A great recipe. I’ve made salmon cakes with fresh salmon, but it makes so much sense to use tinned.
This actually made me glad my kids don’t eat tuna (or salmon) sandwiches (so I needed to look for something different)!
Marion and I have been eating a lot of fish this Lent season, Inger. She is a firm believer of having cans and cans of salmon and sardines in the pantry. I may just surprise her with some “tasty salmon cakes” for dinner on Friday. GREAT idea! Thanks so much for the inspiration!
Glad to help you with a solution to your salmon glut. Especially after I failed to help you out on the cranberry sauce last winter (but that recipe will be posted for this Christmas I promise). I guess there are worse things than too much in the pantry, right Louise!
I’m sure Marion will be over stocking cranberry sauce first chance she gets, Inger. I haven’t even told her we are having tons of company in July, lol…(My daughter and her family are coming to visit which means everyone will be coming to PA:)
I asked Marion about the Salmon Cakes and she is fine with it except, she wants to do the cooking, lol…
I suppose there are worse things but, today I counted 7 jars of pickled beets and 12 pounds of pasta!

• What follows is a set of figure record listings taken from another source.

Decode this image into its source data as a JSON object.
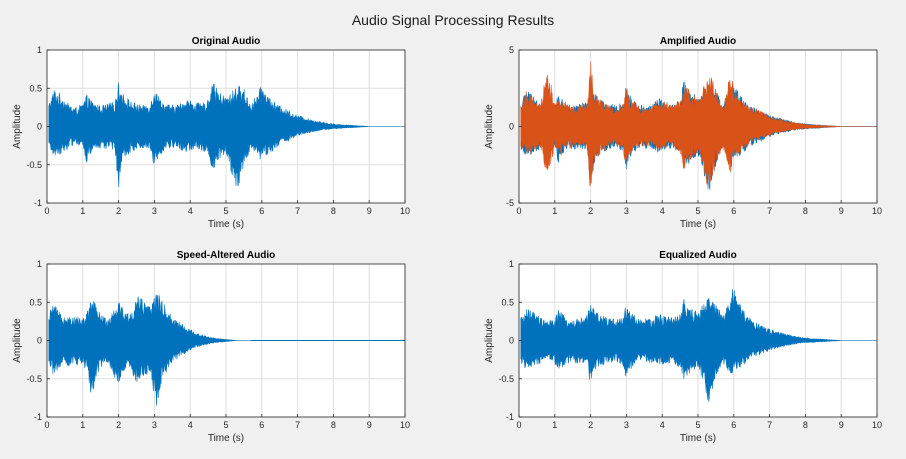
{
  "figure": {
    "title": "Audio Signal Processing Results"
  },
  "chart_data": [
    {
      "type": "area",
      "title": "Original Audio",
      "xlabel": "Time (s)",
      "ylabel": "Amplitude",
      "xlim": [
        0,
        10
      ],
      "ylim": [
        -1,
        1
      ],
      "xticks": [
        0,
        1,
        2,
        3,
        4,
        5,
        6,
        7,
        8,
        9,
        10
      ],
      "yticks": [
        -1,
        -0.5,
        0,
        0.5,
        1
      ],
      "grid": true,
      "series": [
        {
          "color": "#0072BD",
          "envelope": {
            "t": [
              0.05,
              0.2,
              0.4,
              0.6,
              0.8,
              1.0,
              1.1,
              1.3,
              1.5,
              1.7,
              1.9,
              2.0,
              2.1,
              2.3,
              2.5,
              2.7,
              2.9,
              3.0,
              3.1,
              3.3,
              3.5,
              3.7,
              3.9,
              4.1,
              4.3,
              4.5,
              4.6,
              4.8,
              5.0,
              5.1,
              5.3,
              5.5,
              5.7,
              5.9,
              6.0,
              6.2,
              6.4,
              6.6,
              6.8,
              7.0,
              7.2,
              7.5,
              7.8,
              8.1,
              8.4,
              8.7,
              9.0,
              9.5,
              10.0
            ],
            "upper": [
              0.3,
              0.5,
              0.42,
              0.3,
              0.25,
              0.3,
              0.42,
              0.32,
              0.27,
              0.3,
              0.33,
              0.6,
              0.45,
              0.35,
              0.3,
              0.28,
              0.32,
              0.55,
              0.42,
              0.3,
              0.28,
              0.3,
              0.37,
              0.33,
              0.3,
              0.35,
              0.62,
              0.45,
              0.4,
              0.42,
              0.55,
              0.5,
              0.3,
              0.45,
              0.55,
              0.4,
              0.3,
              0.25,
              0.2,
              0.15,
              0.12,
              0.08,
              0.05,
              0.03,
              0.02,
              0.01,
              0.0,
              0.0,
              0.0
            ],
            "lower": [
              -0.3,
              -0.4,
              -0.35,
              -0.3,
              -0.22,
              -0.3,
              -0.48,
              -0.3,
              -0.3,
              -0.3,
              -0.3,
              -0.82,
              -0.5,
              -0.35,
              -0.3,
              -0.28,
              -0.32,
              -0.58,
              -0.4,
              -0.3,
              -0.28,
              -0.3,
              -0.35,
              -0.3,
              -0.3,
              -0.38,
              -0.6,
              -0.45,
              -0.38,
              -0.52,
              -0.9,
              -0.5,
              -0.3,
              -0.45,
              -0.42,
              -0.38,
              -0.28,
              -0.22,
              -0.18,
              -0.14,
              -0.1,
              -0.07,
              -0.04,
              -0.03,
              -0.02,
              -0.01,
              0.0,
              0.0,
              0.0
            ]
          }
        }
      ]
    },
    {
      "type": "area",
      "title": "Amplified Audio",
      "xlabel": "Time (s)",
      "ylabel": "Amplitude",
      "xlim": [
        0,
        10
      ],
      "ylim": [
        -5,
        5
      ],
      "xticks": [
        0,
        1,
        2,
        3,
        4,
        5,
        6,
        7,
        8,
        9,
        10
      ],
      "yticks": [
        -5,
        0,
        5
      ],
      "grid": true,
      "series": [
        {
          "color": "#0072BD",
          "envelope": {
            "t": [
              0.05,
              0.2,
              0.4,
              0.6,
              0.8,
              1.0,
              1.1,
              1.3,
              1.5,
              1.7,
              1.9,
              2.0,
              2.1,
              2.3,
              2.5,
              2.7,
              2.9,
              3.0,
              3.1,
              3.3,
              3.5,
              3.7,
              3.9,
              4.1,
              4.3,
              4.5,
              4.6,
              4.8,
              5.0,
              5.1,
              5.3,
              5.5,
              5.7,
              5.9,
              6.0,
              6.2,
              6.4,
              6.6,
              6.8,
              7.0,
              7.2,
              7.5,
              7.8,
              8.1,
              8.4,
              8.7,
              9.0,
              9.5,
              10.0
            ],
            "upper": [
              1.5,
              2.5,
              2.1,
              1.5,
              1.25,
              1.5,
              2.1,
              1.6,
              1.35,
              1.5,
              1.65,
              3.0,
              2.25,
              1.75,
              1.5,
              1.4,
              1.6,
              2.75,
              2.1,
              1.5,
              1.4,
              1.5,
              1.85,
              1.65,
              1.5,
              1.75,
              3.1,
              2.25,
              2.0,
              2.1,
              2.75,
              2.5,
              1.5,
              2.25,
              2.75,
              2.0,
              1.5,
              1.25,
              1.0,
              0.75,
              0.6,
              0.4,
              0.25,
              0.15,
              0.1,
              0.05,
              0.0,
              0.0,
              0.0
            ],
            "lower": [
              -1.5,
              -2.0,
              -1.75,
              -1.5,
              -1.1,
              -1.5,
              -2.4,
              -1.5,
              -1.5,
              -1.5,
              -1.5,
              -4.1,
              -2.5,
              -1.75,
              -1.5,
              -1.4,
              -1.6,
              -2.9,
              -2.0,
              -1.5,
              -1.4,
              -1.5,
              -1.75,
              -1.5,
              -1.5,
              -1.9,
              -3.0,
              -2.25,
              -1.9,
              -2.6,
              -4.5,
              -2.5,
              -1.5,
              -2.25,
              -2.1,
              -1.9,
              -1.4,
              -1.1,
              -0.9,
              -0.7,
              -0.5,
              -0.35,
              -0.2,
              -0.15,
              -0.1,
              -0.05,
              0.0,
              0.0,
              0.0
            ]
          }
        },
        {
          "color": "#D95319",
          "envelope": {
            "t": [
              0.05,
              0.2,
              0.4,
              0.6,
              0.8,
              1.0,
              1.1,
              1.3,
              1.5,
              1.7,
              1.9,
              2.0,
              2.1,
              2.3,
              2.5,
              2.7,
              2.9,
              3.0,
              3.1,
              3.3,
              3.5,
              3.7,
              3.9,
              4.1,
              4.3,
              4.5,
              4.6,
              4.8,
              5.0,
              5.1,
              5.3,
              5.5,
              5.7,
              5.9,
              6.0,
              6.2,
              6.4,
              6.6,
              6.8,
              7.0,
              7.2,
              7.5,
              7.8,
              8.1,
              8.4,
              8.7,
              9.0,
              9.5,
              10.0
            ],
            "upper": [
              1.4,
              2.4,
              2.0,
              1.4,
              4.1,
              1.4,
              2.0,
              1.5,
              1.3,
              1.4,
              1.6,
              4.4,
              2.2,
              1.7,
              1.4,
              1.3,
              1.5,
              2.6,
              2.0,
              1.4,
              1.3,
              1.4,
              1.8,
              1.6,
              1.4,
              1.7,
              3.0,
              2.2,
              1.9,
              2.0,
              4.2,
              2.4,
              1.4,
              3.8,
              2.6,
              1.9,
              1.4,
              1.2,
              0.95,
              0.7,
              0.55,
              0.35,
              0.22,
              0.12,
              0.08,
              0.04,
              0.0,
              0.0,
              0.0
            ],
            "lower": [
              -1.4,
              -1.9,
              -1.7,
              -1.4,
              -3.8,
              -1.4,
              -2.3,
              -1.4,
              -1.4,
              -1.4,
              -1.4,
              -4.7,
              -2.4,
              -1.7,
              -1.4,
              -1.3,
              -1.5,
              -2.8,
              -1.9,
              -1.4,
              -1.3,
              -1.4,
              -1.7,
              -1.4,
              -1.4,
              -1.8,
              -2.9,
              -2.2,
              -1.8,
              -2.5,
              -4.3,
              -2.4,
              -1.4,
              -3.5,
              -2.0,
              -1.8,
              -1.3,
              -1.0,
              -0.85,
              -0.65,
              -0.45,
              -0.3,
              -0.18,
              -0.12,
              -0.08,
              -0.04,
              0.0,
              0.0,
              0.0
            ]
          }
        }
      ]
    },
    {
      "type": "area",
      "title": "Speed-Altered Audio",
      "xlabel": "Time (s)",
      "ylabel": "Amplitude",
      "xlim": [
        0,
        10
      ],
      "ylim": [
        -1,
        1
      ],
      "xticks": [
        0,
        1,
        2,
        3,
        4,
        5,
        6,
        7,
        8,
        9,
        10
      ],
      "yticks": [
        -1,
        -0.5,
        0,
        0.5,
        1
      ],
      "grid": true,
      "series": [
        {
          "color": "#0072BD",
          "envelope": {
            "t": [
              0.05,
              0.15,
              0.3,
              0.45,
              0.55,
              0.7,
              0.85,
              1.0,
              1.15,
              1.25,
              1.4,
              1.55,
              1.7,
              1.85,
              2.0,
              2.15,
              2.3,
              2.4,
              2.55,
              2.7,
              2.85,
              3.05,
              3.2,
              3.35,
              3.5,
              3.7,
              3.9,
              4.1,
              4.3,
              4.5,
              4.7,
              4.9,
              5.1,
              5.3,
              5.5,
              5.7
            ],
            "upper": [
              0.3,
              0.52,
              0.4,
              0.32,
              0.38,
              0.3,
              0.32,
              0.3,
              0.4,
              0.62,
              0.42,
              0.33,
              0.3,
              0.42,
              0.55,
              0.4,
              0.35,
              0.38,
              0.68,
              0.52,
              0.45,
              0.65,
              0.55,
              0.42,
              0.32,
              0.25,
              0.18,
              0.12,
              0.08,
              0.05,
              0.03,
              0.02,
              0.01,
              0.0,
              0.0,
              0.0
            ],
            "lower": [
              -0.3,
              -0.45,
              -0.38,
              -0.3,
              -0.4,
              -0.3,
              -0.32,
              -0.3,
              -0.5,
              -0.82,
              -0.45,
              -0.33,
              -0.3,
              -0.45,
              -0.58,
              -0.4,
              -0.35,
              -0.45,
              -0.6,
              -0.5,
              -0.42,
              -0.9,
              -0.55,
              -0.4,
              -0.3,
              -0.22,
              -0.16,
              -0.1,
              -0.07,
              -0.05,
              -0.03,
              -0.02,
              -0.01,
              0.0,
              0.0,
              0.0
            ]
          }
        }
      ]
    },
    {
      "type": "area",
      "title": "Equalized Audio",
      "xlabel": "Time (s)",
      "ylabel": "Amplitude",
      "xlim": [
        0,
        10
      ],
      "ylim": [
        -1,
        1
      ],
      "xticks": [
        0,
        1,
        2,
        3,
        4,
        5,
        6,
        7,
        8,
        9,
        10
      ],
      "yticks": [
        -1,
        -0.5,
        0,
        0.5,
        1
      ],
      "grid": true,
      "series": [
        {
          "color": "#0072BD",
          "envelope": {
            "t": [
              0.05,
              0.2,
              0.4,
              0.6,
              0.8,
              1.0,
              1.1,
              1.3,
              1.5,
              1.7,
              1.9,
              2.0,
              2.1,
              2.3,
              2.5,
              2.7,
              2.9,
              3.0,
              3.1,
              3.3,
              3.5,
              3.7,
              3.9,
              4.1,
              4.3,
              4.5,
              4.6,
              4.8,
              5.0,
              5.1,
              5.3,
              5.5,
              5.7,
              5.9,
              6.0,
              6.2,
              6.4,
              6.6,
              6.8,
              7.0,
              7.2,
              7.5,
              7.8,
              8.1,
              8.4,
              8.7,
              9.0,
              9.5,
              10.0
            ],
            "upper": [
              0.3,
              0.42,
              0.38,
              0.3,
              0.25,
              0.3,
              0.42,
              0.3,
              0.27,
              0.3,
              0.33,
              0.5,
              0.4,
              0.33,
              0.3,
              0.28,
              0.32,
              0.48,
              0.4,
              0.3,
              0.28,
              0.3,
              0.35,
              0.33,
              0.3,
              0.35,
              0.55,
              0.42,
              0.38,
              0.45,
              0.6,
              0.5,
              0.32,
              0.55,
              0.75,
              0.45,
              0.32,
              0.25,
              0.2,
              0.15,
              0.12,
              0.08,
              0.05,
              0.03,
              0.02,
              0.01,
              0.0,
              0.0,
              0.0
            ],
            "lower": [
              -0.3,
              -0.38,
              -0.35,
              -0.3,
              -0.22,
              -0.3,
              -0.45,
              -0.3,
              -0.3,
              -0.3,
              -0.3,
              -0.62,
              -0.42,
              -0.33,
              -0.3,
              -0.28,
              -0.32,
              -0.52,
              -0.4,
              -0.3,
              -0.28,
              -0.3,
              -0.35,
              -0.3,
              -0.3,
              -0.36,
              -0.55,
              -0.42,
              -0.36,
              -0.5,
              -0.85,
              -0.48,
              -0.3,
              -0.45,
              -0.42,
              -0.36,
              -0.27,
              -0.22,
              -0.17,
              -0.13,
              -0.1,
              -0.07,
              -0.04,
              -0.03,
              -0.02,
              -0.01,
              0.0,
              0.0,
              0.0
            ]
          }
        }
      ]
    }
  ]
}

These look delicious! I used to make salmon cakes for my kids when they were younger…you just inspired me to try them again.
They reheat very well too Kathy, so if it makes too much, leftovers are great. And I guess that would get you your second fatty fish serving for the week then!
Looks so good. I want to try this. I hope your winters are thinking about spring, but maybe not quite yet. Tonight, the weather forecast warns of stormy weather coming our way. Not looking forward to that!
I thought of you when I saw the forecasts–you seem to be in the thick of it. We have been fortunate this time–the worst weather south, snow north and just rain for us (which hopefully doesn’t freeze). Stay safe.